I think it was the first time I stuck my finger up some one else’s nose that I realized motherhood wasn’t quite what I’d pictured it to be. Every new mom notices that her tolerance for “disgusting” skyrockets shortly after the new arrival makes its debut. There isn’t a body part, fluid or function that I haven’t gotten closer acquainted with since my kids were born.
This has convinced me that the most compelling reason to have your baby in a hospital is that someone else cleans up after you. (Which is not going to happen at home for the next five years). I had each of my three kids at Stanford Hospital. Two were induced, and I had epidurals with all of them. Two were big (upwards of 9lbs), one was small (less than 8lbs) and during my labors, which were long, my sisters sneaked cups of Jamba Juice smoothies in to me. The rooms I stayed in were clean, people brought me food, ice packs and towels, and an army of nurses and their assistants marched in every half hour to make sure both my baby and me were still showing vital signs. While I would have appreciated the little vampire who showed up to take a blood sample at 5:30 in the morning to wait a few hours, I was well cared for, which I expected.
Two thousand years ago, Jesus was born in a barn, which historians tell us, was more likely a cave than the snug, nativity tableau we’re all familiar with. It wasn’t clean, it wasn’t warm and it probably smelled like manure. The only doula Mary had was her first time father/husband, who was a carpenter, not a farmer, and therefore unlikely to know much about childbirth. No one gave her ice chips, pain meds or swaddling lessons, and she had to figure out breastfeeding on her own. It took me four weeks and three lactation consultants to figure out how to nurse my first son and I flashed everyone within viewing range in the process.
In a culture where pregnant women were supposed to be kept in seclusion from when they started showing until a month postpartum, Mary was both a revolutionary and an outcast, a fitting presentiment for the life of her child. She never expected to be pregnant before her wedding, miles from home in her third trimester or enduring labor in the company of barnyard animals. But when God chose her, she listened. Months ago, an angel visited her with the news that she was to give birth to the Son of the Most High. And her answer, was “I am the Lord’s servant. May it be to me as you have said.” (Luke 2:26-38) So here she is, exhausted from labor, far from her family, stuck in a cave, surrounded by shepherds, struggling to nurse the Creator of the Universe.
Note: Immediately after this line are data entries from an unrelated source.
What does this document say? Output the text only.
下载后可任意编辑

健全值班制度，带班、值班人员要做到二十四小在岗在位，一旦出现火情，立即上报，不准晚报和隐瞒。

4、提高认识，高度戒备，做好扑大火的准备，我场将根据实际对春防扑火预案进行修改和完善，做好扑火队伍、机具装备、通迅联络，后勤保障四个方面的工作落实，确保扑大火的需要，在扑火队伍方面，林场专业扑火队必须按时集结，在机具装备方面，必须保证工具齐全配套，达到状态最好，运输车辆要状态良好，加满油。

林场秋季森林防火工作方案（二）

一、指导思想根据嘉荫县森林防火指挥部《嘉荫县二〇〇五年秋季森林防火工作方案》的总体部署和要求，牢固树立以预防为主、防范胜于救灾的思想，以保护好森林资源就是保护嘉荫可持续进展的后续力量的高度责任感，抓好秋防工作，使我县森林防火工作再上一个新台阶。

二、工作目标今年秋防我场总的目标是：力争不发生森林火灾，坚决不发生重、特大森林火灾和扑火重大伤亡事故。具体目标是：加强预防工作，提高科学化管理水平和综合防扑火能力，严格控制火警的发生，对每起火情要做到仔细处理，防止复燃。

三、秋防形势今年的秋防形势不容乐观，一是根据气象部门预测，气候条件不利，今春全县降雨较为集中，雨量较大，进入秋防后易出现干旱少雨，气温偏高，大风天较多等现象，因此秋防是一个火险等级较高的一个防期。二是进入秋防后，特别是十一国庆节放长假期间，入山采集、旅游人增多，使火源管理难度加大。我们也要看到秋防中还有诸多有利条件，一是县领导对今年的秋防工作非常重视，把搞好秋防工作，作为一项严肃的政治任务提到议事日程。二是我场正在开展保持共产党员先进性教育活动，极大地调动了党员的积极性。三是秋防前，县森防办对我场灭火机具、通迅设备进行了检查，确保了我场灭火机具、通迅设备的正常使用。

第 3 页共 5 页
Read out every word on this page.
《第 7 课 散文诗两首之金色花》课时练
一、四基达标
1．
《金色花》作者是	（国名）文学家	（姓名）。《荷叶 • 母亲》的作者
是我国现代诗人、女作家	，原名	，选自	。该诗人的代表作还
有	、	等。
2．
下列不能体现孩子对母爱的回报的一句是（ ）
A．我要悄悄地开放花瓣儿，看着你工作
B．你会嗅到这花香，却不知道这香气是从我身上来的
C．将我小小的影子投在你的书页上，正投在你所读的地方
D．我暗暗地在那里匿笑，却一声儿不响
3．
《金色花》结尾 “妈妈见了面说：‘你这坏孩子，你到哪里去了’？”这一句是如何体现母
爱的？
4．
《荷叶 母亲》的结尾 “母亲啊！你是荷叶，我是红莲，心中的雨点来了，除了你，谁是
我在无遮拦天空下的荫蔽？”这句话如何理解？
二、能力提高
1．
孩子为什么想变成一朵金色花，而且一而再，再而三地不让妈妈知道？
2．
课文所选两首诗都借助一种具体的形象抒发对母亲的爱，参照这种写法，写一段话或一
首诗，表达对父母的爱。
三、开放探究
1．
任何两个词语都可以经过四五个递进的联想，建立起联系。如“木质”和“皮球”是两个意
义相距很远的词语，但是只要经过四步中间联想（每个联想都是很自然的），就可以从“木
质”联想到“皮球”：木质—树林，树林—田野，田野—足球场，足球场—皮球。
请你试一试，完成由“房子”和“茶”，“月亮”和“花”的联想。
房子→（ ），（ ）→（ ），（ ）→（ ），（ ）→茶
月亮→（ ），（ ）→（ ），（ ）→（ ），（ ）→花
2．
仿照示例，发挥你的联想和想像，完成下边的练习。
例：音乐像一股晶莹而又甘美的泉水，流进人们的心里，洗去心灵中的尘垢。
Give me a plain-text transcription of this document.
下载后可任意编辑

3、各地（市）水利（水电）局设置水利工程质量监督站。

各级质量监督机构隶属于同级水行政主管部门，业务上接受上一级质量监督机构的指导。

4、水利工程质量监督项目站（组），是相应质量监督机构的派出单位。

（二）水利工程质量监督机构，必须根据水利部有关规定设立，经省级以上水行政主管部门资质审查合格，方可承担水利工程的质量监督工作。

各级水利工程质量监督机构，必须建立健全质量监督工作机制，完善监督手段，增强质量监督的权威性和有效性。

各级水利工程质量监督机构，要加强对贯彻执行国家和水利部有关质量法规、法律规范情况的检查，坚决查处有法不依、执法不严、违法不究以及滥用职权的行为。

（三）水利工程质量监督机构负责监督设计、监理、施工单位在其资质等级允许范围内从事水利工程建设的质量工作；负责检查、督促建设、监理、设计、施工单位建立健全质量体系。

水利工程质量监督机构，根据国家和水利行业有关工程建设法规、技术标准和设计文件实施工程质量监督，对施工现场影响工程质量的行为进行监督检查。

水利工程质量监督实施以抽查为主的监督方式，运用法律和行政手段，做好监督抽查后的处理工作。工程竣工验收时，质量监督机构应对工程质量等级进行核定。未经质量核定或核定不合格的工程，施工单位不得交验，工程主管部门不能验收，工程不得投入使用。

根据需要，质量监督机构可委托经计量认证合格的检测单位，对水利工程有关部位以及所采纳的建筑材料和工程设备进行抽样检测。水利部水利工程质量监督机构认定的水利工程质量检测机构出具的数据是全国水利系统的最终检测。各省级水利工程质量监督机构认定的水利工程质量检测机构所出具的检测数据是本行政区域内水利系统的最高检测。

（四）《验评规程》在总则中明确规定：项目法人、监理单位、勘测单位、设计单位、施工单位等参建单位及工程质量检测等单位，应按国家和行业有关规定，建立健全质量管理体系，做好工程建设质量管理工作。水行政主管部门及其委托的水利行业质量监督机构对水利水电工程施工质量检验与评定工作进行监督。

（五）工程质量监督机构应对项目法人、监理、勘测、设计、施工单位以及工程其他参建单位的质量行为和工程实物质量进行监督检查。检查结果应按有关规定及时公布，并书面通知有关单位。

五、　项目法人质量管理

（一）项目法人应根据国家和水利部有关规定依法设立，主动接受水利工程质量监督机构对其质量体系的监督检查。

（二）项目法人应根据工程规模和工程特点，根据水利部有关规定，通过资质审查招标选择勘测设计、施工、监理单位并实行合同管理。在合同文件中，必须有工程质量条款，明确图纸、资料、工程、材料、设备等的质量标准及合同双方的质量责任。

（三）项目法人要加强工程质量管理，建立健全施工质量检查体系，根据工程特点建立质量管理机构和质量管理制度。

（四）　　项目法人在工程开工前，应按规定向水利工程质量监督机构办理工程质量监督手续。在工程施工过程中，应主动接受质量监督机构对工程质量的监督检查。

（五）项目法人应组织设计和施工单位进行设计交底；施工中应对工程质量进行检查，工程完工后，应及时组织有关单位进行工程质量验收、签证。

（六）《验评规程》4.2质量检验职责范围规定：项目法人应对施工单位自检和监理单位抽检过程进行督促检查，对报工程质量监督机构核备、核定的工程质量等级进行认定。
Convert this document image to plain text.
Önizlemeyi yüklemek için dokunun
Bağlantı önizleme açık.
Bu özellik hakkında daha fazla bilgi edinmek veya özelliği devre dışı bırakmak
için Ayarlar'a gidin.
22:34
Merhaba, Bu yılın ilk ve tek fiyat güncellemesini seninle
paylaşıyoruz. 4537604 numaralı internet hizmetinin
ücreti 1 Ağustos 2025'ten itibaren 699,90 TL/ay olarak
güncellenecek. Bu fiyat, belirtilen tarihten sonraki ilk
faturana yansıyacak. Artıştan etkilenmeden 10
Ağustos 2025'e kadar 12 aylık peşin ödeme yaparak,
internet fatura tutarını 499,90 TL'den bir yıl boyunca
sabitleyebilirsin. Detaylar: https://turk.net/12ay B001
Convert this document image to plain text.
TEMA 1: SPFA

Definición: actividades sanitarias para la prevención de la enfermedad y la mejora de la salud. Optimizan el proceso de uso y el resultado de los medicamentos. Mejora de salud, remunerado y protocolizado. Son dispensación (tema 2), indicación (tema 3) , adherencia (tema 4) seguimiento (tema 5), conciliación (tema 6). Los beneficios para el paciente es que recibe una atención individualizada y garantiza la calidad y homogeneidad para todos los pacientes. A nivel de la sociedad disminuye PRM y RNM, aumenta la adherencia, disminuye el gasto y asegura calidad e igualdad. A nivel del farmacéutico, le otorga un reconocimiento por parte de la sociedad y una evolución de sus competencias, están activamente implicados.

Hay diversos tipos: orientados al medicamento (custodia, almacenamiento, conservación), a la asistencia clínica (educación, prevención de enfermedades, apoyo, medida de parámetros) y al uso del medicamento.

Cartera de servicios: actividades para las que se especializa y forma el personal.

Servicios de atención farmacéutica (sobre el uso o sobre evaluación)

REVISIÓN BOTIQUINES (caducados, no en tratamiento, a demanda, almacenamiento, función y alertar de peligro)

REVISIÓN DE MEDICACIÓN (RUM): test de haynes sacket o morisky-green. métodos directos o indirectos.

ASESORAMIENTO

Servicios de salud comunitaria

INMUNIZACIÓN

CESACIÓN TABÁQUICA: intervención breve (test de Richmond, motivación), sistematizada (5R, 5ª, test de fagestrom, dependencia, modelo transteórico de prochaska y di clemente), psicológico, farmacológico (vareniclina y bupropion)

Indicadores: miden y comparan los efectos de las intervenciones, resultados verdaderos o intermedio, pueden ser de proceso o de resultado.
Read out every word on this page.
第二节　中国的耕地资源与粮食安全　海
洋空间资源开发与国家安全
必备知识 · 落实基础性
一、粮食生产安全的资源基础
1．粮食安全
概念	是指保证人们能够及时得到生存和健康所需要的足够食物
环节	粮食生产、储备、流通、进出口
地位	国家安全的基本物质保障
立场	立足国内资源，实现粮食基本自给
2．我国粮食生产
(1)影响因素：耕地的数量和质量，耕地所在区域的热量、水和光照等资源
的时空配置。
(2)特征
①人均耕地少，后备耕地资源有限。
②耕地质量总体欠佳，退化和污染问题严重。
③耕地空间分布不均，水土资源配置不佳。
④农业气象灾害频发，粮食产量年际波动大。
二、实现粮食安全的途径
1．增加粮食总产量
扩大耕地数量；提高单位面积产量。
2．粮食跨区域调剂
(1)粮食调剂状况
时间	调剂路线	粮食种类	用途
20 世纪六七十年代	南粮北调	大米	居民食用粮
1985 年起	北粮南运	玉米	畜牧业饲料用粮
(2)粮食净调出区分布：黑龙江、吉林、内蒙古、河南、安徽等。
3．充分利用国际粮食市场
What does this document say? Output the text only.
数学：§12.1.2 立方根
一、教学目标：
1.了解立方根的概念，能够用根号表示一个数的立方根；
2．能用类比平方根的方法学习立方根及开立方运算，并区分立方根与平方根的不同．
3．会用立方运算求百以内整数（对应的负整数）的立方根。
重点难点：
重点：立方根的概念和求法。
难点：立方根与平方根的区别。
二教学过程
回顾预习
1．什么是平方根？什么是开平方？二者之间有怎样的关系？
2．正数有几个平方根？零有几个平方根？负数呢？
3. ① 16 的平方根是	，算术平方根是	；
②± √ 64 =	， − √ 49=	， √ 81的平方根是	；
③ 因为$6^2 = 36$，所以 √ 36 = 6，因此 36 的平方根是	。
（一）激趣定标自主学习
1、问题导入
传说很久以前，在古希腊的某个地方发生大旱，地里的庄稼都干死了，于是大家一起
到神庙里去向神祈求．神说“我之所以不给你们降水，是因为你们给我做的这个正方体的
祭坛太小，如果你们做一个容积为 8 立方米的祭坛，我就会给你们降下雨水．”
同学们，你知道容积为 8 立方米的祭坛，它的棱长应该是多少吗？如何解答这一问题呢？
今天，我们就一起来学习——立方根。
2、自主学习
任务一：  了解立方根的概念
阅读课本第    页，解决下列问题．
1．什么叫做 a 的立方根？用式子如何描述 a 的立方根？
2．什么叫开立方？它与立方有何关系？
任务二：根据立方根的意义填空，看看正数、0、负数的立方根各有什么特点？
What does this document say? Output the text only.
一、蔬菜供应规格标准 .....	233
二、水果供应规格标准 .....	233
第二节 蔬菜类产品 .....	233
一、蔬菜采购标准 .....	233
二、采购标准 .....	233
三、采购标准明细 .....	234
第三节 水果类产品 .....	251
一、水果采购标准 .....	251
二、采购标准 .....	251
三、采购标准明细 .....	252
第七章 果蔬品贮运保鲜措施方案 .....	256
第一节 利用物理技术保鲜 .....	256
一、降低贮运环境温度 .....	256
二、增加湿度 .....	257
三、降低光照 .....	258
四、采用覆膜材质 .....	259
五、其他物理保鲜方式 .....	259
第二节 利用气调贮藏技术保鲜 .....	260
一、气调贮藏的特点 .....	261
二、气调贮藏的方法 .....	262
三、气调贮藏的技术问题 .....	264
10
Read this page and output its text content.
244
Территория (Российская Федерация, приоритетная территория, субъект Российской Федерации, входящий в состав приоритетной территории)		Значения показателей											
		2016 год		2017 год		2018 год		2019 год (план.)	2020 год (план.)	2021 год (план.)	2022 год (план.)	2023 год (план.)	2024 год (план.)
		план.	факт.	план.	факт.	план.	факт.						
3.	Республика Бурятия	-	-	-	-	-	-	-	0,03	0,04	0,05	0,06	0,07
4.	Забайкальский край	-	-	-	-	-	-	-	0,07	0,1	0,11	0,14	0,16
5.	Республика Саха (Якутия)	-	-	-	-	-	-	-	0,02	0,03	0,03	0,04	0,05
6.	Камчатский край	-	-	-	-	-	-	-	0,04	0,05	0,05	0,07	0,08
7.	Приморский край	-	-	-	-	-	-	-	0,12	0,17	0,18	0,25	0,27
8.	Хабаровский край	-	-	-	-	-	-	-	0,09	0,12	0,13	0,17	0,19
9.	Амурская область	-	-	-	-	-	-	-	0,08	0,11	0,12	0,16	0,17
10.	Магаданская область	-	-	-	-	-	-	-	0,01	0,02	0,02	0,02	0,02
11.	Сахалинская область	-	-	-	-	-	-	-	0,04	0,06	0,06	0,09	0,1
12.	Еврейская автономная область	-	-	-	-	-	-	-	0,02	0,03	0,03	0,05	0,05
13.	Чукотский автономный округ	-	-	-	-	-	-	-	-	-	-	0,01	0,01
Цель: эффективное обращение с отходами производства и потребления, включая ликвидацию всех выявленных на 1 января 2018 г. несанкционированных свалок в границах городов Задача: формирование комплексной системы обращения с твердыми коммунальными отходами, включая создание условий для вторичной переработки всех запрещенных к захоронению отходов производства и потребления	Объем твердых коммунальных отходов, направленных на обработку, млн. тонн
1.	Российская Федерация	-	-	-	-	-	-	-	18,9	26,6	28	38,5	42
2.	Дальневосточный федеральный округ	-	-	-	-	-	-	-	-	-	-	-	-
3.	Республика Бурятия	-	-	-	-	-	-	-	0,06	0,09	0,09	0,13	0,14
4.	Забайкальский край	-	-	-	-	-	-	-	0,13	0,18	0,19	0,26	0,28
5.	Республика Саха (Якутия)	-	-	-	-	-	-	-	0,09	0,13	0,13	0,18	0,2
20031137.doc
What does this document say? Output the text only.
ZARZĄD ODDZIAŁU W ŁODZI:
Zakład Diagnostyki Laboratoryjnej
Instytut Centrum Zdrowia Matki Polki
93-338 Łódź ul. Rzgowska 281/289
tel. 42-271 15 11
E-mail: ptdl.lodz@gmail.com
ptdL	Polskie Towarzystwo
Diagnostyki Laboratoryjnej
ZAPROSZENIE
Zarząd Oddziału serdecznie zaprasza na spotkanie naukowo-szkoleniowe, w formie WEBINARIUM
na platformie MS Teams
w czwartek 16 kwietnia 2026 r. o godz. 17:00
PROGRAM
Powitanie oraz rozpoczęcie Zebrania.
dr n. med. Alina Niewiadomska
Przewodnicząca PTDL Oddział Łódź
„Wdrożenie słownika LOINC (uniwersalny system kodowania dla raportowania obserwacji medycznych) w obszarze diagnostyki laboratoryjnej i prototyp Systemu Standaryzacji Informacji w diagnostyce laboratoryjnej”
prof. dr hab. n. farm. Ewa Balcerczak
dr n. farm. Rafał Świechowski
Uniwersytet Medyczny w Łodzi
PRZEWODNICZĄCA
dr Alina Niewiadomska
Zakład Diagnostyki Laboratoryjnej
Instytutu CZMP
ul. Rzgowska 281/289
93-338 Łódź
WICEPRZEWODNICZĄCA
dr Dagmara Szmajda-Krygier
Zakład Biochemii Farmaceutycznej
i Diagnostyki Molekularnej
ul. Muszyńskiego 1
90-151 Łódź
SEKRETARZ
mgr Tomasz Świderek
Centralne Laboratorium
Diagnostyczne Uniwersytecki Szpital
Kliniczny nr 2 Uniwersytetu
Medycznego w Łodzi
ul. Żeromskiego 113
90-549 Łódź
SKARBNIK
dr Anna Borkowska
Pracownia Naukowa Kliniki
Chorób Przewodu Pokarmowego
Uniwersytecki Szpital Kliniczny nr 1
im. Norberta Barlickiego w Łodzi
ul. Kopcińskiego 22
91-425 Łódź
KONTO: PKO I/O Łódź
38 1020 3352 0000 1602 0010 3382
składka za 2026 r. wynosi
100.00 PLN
Today’s rendition of Christmas is superficial and sterile compared the barn in Bethlehem. It’s obligatory and efficient. We’ve eroded the rustic magic, the mystery and the staggering irony. It’s sadly appropriate that we’ve deteriorated to the innocuous, noncommittal, “Happy Holidays.” For what is Christmas without Christ, but an excuse for rabid greed and materialism? And frankly, who needs to practice selfishness? What, exactly, is “Christmas spirit?” Optimism? Generosity? Tolerating relatives? Fascination with lights?
Christmas is that Jesus’ cosmic plunge from the throne of heaven to the arms of a teenage girl gave us the promise that love is stronger than evil, hate and even death. Such is Christmas as it should be understood. The light, shining in the darkness and the darkness mute and uncomprehending. (John 1:5) During his life on earth, Jesus made a habit of turning people’s expectations upside down. Mary expected to marry Joseph, settle down in Nazareth and raise a family. The Jews expected their Messiah to be a king and lead them out from under Roman oppression.
I don’t know what I expected from motherhood, but it wasn’t chaotic multi-tasking, strained finances, crowded closets, tiny socks, assistant chefs, crooked grins, lisped songs, enthusiastic hugs or delighted discoveries that I experience daily. Mary didn’t have a stranglehold on her expectations, or God never would have been able to use her. She agreed to be the Lord’s servant and follow his directions. Jesus came to help me do the same. I’d rather release my expectations and anticipate the grace, hope, joy and peace that his promise brings. I’m counting on Christmas to help me remember that.